Na casa onde nasci havia sons e cheiros meus,
As pessoas que os tinham, emprestavam-mos à memória
E eu incluía-os como amigos íntimos.
Nesta não tem gente,
Ou se tem, não têm cheiro nem som,
Porque eu não me lembro.
Gastei toda a memória nas pessoas antigas.
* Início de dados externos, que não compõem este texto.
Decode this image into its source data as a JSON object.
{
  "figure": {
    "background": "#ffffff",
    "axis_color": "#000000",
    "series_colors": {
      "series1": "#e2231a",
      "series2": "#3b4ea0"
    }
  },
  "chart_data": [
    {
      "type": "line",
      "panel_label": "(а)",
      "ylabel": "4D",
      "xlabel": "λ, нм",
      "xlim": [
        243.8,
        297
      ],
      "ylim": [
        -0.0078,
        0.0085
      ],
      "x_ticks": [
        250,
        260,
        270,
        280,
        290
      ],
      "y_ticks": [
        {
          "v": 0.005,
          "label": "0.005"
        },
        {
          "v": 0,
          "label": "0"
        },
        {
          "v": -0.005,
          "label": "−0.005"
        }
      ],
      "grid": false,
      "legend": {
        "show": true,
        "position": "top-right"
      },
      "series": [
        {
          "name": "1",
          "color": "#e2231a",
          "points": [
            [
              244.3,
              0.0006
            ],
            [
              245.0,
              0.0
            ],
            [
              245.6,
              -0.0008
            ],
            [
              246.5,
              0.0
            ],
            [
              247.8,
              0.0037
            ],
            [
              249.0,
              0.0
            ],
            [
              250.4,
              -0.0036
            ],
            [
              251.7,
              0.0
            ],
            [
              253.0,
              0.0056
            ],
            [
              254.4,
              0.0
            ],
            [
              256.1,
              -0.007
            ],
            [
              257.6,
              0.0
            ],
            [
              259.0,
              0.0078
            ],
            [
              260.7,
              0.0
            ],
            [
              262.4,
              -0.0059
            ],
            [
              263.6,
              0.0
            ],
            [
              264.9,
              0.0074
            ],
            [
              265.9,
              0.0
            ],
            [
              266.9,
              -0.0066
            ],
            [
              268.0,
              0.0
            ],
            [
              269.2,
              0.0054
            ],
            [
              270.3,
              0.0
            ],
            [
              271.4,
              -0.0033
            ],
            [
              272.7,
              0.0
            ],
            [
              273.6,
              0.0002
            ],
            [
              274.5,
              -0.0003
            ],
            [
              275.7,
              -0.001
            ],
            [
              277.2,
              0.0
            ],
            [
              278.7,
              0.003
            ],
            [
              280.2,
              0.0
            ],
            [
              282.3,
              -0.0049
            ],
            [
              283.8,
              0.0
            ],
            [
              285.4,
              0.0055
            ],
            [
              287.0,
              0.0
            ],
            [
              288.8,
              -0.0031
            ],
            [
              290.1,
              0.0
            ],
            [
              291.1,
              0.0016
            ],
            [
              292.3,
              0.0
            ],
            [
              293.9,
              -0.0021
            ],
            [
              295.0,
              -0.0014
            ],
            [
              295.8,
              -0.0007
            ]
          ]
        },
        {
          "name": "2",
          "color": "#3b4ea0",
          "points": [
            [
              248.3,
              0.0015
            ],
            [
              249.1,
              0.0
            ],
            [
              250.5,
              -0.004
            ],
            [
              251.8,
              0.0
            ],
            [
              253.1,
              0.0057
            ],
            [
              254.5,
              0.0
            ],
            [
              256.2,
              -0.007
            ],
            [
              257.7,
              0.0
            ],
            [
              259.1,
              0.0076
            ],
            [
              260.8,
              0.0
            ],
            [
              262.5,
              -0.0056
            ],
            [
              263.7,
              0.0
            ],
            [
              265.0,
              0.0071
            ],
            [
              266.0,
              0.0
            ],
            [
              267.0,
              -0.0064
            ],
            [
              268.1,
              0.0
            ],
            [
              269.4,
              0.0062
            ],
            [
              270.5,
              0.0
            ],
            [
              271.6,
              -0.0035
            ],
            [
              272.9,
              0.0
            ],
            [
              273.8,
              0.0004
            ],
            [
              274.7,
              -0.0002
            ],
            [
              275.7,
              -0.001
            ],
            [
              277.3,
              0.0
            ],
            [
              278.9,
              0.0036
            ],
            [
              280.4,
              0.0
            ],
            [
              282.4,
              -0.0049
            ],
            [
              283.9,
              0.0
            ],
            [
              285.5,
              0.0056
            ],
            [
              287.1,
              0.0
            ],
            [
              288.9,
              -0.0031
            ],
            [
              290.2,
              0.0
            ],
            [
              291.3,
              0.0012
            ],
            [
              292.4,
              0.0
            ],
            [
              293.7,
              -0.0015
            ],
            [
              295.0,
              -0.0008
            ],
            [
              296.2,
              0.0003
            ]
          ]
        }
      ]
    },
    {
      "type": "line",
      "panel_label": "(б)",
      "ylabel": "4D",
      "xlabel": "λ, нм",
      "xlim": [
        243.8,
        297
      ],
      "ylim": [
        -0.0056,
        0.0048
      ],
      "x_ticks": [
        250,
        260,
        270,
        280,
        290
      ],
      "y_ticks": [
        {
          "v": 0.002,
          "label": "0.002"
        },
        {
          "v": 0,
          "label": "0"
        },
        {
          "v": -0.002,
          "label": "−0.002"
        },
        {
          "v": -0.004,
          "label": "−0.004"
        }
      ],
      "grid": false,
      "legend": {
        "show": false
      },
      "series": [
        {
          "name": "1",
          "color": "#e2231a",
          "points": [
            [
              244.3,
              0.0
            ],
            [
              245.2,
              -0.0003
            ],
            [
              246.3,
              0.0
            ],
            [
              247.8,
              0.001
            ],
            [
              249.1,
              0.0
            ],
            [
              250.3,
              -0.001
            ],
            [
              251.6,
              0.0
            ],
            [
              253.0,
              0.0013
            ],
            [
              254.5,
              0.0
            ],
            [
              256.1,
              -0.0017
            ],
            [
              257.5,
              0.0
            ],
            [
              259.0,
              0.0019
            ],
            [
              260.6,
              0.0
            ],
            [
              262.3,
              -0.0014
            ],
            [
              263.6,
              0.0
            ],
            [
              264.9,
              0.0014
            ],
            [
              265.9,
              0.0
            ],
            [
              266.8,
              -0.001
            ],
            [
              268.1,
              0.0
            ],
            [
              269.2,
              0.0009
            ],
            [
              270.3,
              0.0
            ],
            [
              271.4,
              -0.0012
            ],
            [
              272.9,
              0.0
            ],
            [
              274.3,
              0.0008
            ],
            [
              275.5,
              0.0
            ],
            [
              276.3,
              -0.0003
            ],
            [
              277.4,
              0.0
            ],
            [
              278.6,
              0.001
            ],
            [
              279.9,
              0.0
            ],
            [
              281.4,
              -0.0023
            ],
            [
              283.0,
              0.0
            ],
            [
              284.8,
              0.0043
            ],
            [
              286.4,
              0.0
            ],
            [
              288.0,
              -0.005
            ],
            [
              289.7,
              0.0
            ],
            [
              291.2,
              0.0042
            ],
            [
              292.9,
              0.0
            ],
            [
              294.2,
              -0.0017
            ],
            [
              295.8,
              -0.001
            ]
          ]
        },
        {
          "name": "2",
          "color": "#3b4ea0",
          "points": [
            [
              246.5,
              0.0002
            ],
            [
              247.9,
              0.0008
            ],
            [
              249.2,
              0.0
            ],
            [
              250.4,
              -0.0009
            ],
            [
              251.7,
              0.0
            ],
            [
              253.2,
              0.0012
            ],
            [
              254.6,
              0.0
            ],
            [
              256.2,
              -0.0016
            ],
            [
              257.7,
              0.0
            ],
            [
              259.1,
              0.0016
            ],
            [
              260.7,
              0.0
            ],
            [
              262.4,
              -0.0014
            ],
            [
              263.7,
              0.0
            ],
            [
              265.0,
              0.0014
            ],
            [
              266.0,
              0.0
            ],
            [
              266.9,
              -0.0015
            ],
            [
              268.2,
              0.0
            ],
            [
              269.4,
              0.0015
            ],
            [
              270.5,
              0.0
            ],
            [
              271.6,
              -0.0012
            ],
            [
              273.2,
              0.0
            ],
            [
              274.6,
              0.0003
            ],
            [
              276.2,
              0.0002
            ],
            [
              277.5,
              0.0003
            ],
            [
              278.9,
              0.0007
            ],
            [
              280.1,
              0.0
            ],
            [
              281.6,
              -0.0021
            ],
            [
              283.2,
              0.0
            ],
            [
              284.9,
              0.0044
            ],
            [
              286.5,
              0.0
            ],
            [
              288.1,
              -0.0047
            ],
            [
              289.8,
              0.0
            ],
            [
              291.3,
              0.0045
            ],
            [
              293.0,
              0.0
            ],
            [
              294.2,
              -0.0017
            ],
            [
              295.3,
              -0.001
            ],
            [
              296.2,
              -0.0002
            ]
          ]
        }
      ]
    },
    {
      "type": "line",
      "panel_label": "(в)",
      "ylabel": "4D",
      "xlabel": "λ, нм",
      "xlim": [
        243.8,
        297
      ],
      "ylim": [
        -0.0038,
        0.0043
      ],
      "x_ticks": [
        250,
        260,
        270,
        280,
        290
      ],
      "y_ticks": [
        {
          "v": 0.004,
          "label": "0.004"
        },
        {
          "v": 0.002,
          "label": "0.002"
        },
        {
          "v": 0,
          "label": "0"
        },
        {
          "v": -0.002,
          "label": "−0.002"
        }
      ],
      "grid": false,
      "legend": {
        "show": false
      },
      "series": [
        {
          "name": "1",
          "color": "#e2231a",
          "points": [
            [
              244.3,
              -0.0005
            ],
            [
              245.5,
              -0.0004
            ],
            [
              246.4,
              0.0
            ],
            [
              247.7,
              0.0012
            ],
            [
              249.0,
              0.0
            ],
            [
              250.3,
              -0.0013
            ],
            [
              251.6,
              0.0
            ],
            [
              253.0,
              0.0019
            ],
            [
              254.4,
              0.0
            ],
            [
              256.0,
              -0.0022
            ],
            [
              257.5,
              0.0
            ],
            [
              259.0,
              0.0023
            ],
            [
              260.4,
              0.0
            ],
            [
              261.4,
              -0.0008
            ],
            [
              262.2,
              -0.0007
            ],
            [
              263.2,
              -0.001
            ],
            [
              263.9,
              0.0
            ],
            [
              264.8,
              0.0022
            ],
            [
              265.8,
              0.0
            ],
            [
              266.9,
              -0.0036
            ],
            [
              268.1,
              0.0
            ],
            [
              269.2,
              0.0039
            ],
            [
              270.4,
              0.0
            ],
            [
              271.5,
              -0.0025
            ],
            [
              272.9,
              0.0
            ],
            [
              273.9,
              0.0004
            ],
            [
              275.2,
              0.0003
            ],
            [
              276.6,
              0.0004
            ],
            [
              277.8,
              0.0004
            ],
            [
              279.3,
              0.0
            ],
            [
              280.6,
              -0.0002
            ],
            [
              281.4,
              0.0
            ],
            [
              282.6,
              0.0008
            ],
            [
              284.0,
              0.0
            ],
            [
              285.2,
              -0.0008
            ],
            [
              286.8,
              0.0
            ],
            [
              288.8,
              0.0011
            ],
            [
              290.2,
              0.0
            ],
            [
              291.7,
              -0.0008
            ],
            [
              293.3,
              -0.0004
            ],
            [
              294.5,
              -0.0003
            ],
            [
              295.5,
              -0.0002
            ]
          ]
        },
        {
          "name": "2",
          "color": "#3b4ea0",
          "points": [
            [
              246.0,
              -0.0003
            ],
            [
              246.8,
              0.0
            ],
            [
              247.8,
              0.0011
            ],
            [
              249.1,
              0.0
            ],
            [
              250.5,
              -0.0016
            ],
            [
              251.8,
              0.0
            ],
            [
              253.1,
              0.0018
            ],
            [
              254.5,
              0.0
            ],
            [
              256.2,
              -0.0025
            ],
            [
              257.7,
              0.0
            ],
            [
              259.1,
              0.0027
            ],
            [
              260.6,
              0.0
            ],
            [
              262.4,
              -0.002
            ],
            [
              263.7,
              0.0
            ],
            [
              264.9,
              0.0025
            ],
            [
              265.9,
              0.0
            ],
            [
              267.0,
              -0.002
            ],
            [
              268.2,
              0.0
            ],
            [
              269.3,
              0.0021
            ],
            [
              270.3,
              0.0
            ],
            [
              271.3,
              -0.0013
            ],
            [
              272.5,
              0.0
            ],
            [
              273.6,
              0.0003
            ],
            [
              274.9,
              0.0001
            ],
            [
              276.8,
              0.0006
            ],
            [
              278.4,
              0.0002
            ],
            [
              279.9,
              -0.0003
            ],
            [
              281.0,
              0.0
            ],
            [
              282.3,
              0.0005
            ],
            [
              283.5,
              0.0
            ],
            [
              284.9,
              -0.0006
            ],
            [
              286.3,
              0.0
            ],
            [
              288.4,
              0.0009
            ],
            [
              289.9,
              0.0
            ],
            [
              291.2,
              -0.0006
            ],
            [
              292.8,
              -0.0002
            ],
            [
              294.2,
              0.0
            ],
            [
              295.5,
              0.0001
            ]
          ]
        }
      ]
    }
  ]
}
E o espaço para as novas é um T1,
Que fica muito para além do T
Onde eu estou sem visitas,
Fechado, à medida de não deixar entrar.
Preciso do que já foi como de um próximo ar,
Para me lembrar que foi bom.
Eu já fui bom.
Agora não sei, mas já fui!
Juro que fui!
E quero gastar as últimas energias a fazer manutenção às memórias
P’ra que nenhuma se perca!
Era pena...
É que até a gente que me fez por dentro como um cofre,
Já não existe...
E quero mantê-los ligados à máquina para sempre.
E a máquina sou eu.
E para sempre sou eu.
Anda, aconchega-te no mofo do T1!
Finge que és de antigamente para te dar os beijinhos de quando era pequenino.
Cheiras à minha avó,
À roupa no estendal,
À canção no fim dos bonecos,
Ao banho que está a ficar frio,
Ao grito do granizo do dia mais longo em que a casa esteve para cair,
Tu cheiras, e sabes, ao dia em que a casa esteve para cair,
Que foi no mesmo dia em que resistiu!
Como se estivesse ali desde o início dos tempos!
Como se tivessem começado para eu os ACABAR ACABAR ACABAR!
Acaba comigo que me falha a lembrança...
E restas-me como uma folha que esteve para cair.
E que só não caiu,
Porque o mundo acabou antes do Outono.